Vers de cinquièmes élections

Résultat, au jour de l’investiture des députés du parlement, «aucun candidat n’a de chance réaliste» de créer une coalition stable pour le pays, écrit Reuven Rivlin. Netanyahou a certes maintenant 28 jours pour œuvrer et peut obtenir une extension de deux semaines, mais il est fort probable qu’au final de nouvelles élections – les cinquièmes – devront être convoquées.

Dans sa lettre, le président israélien parle de «choix moral et éthique difficile», tout en avertissant: «Ce n’est pas le rôle de la présidence de se substituer aux pouvoirs législatifs ou judiciaires.» Une manière pour cet homme connu pour son respect des institutions de renvoyer juges et députés à leurs responsabilités dans cette situation ubuesque: Netanyahou désigné pour rassembler le pays alors qu’il vient de se lever du banc des accusés.

Le procès de «Bibi», premier chef de gouvernement de l’histoire d’Israël à faire face à des accusations criminelles en cours de mandat, a en effet repris avec l’audition des témoins. Accusé de fraude, corruption et abus de pouvoir dans trois affaires, «il a usé de façon illégitime du grand pouvoir gouvernemental qui lui est conféré, entre autres pour demander et obtenir des avantages injustifiés de propriétaires de médias importants en Israël pour faire avancer ses affaires personnelles, notamment quand il voulait se faire réélire», a affirmé la procureure de l’Etat d’Israël Liat Ben Ari.
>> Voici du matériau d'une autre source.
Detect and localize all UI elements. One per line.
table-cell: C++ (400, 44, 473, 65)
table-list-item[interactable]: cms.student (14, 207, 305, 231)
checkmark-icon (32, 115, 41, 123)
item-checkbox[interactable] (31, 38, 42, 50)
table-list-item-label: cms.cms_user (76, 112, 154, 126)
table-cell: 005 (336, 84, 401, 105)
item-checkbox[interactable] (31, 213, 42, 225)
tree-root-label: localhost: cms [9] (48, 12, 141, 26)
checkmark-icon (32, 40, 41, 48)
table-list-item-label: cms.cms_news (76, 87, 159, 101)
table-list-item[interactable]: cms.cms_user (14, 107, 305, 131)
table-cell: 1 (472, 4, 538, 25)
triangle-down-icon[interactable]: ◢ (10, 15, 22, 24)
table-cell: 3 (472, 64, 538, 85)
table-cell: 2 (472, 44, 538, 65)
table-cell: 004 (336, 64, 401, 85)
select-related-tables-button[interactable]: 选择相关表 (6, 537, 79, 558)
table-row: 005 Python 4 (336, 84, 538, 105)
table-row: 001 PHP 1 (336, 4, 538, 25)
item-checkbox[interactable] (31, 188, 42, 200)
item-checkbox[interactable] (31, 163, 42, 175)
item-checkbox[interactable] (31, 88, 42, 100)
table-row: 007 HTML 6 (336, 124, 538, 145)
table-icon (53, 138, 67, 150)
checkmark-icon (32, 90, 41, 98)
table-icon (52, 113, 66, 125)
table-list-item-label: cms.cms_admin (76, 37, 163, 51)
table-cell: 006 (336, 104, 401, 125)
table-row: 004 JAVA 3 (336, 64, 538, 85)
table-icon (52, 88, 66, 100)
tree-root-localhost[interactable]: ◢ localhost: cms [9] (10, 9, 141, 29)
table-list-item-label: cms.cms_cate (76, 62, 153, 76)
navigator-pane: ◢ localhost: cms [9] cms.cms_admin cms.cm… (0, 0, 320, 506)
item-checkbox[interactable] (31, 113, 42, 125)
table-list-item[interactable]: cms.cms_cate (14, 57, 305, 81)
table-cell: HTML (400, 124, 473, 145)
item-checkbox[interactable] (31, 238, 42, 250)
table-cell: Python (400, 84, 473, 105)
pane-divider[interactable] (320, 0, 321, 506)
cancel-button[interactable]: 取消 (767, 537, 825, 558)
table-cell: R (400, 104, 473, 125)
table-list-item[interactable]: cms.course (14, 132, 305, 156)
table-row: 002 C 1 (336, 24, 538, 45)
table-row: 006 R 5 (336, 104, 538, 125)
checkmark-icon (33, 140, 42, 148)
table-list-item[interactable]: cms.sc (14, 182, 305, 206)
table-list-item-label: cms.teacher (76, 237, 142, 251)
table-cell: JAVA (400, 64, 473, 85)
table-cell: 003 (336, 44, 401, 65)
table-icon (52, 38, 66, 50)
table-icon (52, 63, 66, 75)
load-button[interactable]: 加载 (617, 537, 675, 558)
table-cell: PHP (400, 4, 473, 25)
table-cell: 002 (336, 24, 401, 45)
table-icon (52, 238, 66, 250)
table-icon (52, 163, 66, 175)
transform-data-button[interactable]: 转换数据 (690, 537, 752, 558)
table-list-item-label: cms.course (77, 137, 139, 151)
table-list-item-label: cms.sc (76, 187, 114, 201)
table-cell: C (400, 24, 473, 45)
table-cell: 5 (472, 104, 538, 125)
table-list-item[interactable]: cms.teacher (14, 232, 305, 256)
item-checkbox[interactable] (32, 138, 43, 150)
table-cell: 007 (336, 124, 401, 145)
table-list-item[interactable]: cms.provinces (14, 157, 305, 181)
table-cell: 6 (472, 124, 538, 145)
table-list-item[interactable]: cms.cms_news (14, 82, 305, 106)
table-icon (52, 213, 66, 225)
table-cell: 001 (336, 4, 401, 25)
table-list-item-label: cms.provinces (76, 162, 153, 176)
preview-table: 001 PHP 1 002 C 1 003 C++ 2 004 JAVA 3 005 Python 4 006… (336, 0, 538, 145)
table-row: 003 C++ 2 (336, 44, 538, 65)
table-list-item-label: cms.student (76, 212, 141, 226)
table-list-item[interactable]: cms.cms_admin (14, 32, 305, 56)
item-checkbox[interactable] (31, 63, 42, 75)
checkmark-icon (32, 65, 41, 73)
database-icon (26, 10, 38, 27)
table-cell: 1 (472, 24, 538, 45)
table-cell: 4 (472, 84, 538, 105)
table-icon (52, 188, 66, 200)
Une impression qui ne risque pas de changer après la déposition du premier témoin, Ilan Yeshua, ancien directeur général de Walla. Un site très populaire en Israël dont le propriétaire, Bezeq communications, aurait dès 2012 bénéficié de faveurs s’élevant à des millions de shekels en échange d’une couverture favorable à Netanyahou alors ministre de la Communication. Ilan Yeshua a décrit lundi un premier ministre surnommé «Kim» en référence au dictateur nord-coréen tant ses demandes étaient pressantes et constantes. Il a aussi dit avoir reçu l’ordre de détruire des preuves et de trafiquer ses dépositions. Quelques heures après son témoignage, Ilan Yeshua a été menacé de mort.

«République bananière»

Et comme si tout cela ne suffisait pas, la lune de miel est terminée entre l’Etat hébreu et l’entreprise Pfizer qui l’accuse de retards dans le paiement des dernières 2,5 millions de doses de vaccin et a interrompu les livraisons jusqu’à nouvel ordre. Inquiets à l’idée de voir un gouvernement en transition laisser sa créance en souffrance indéfiniment, les responsables de la compagnie pharmaceutique se sont dits surpris qu’une telle situation survienne dans un pays organisé. Un retard qui met à mal l’avance israélienne dans la bataille contre le coronavirus et a poussé Pfizer à traiter Israël de «république bananière» selon la radio de l’armée israélienne. De quoi contribuer au malaise des Israéliens face à leurs dirigeants empêtrés dans un chaos dont même les paroles de Reuven Rivlin ne pourront les consoler.